Fall/Winter 3556E / 001 K. Solga Syllabus

3666F - American Drama

What is America, as a theatrical idea? How does the stage reflect the nation, its myths and aspirations? This course explores theatre as a “public art” form in the modern and contemporary United States, reading a variety of dramatists that may include Hansberry, Kushner, Miller, O’Neill, Parks, Williams, and Wilson.

Fall 2014 3666F / 001 Z. McHeimech Syllabus

3776G - Canadian Drama

What does it mean to “perform” being Canadian? How does the stage help us to evolve a definition of this nation? Should it? This course examines Canada’s comparatively young dramatic tradition, its present, its future, and our role in its making, with a strong emphasis on in-class, group-based performance work.

Winter 2015 3776G / 001 M. Hartley Syllabus

3880G - First Nations Literatures (cross-listed with First Nations 3880G)

This course will introduce students to a diverse range of Indigenous cultural practices, primarily North American, which might include oral narratives, writings, and visual and performance materials. Students will also consider how these practices both shape and are shaped by specific historical and geographical contexts.
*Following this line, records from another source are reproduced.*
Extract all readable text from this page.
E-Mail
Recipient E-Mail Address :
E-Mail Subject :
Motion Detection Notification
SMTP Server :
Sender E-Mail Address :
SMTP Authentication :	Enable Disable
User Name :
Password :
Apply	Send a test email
Winter 2015 3880G / 001 P. Wakeham Syllabus

3882G -Topics in Postcolonial Literature:
Postcolonial Criticism and Late Twentieth-Century African Literatures

This course will be broad enough to provide an introduction to Postcolonial Literature, but narrower in focus than English 2310E. It may concentrate on a particular geographical area, or use some other principle of selection. Consult the Department for offerings. 

Winter 2015 3882G / 001 L. Schenstead-Harris Syllabus

3998E - Creative Writing Workshop

A workshop intended to develop skills in creative writing through individually supervised assignments. Students should expect to produce a substantial quantity of work. Enrollment limited.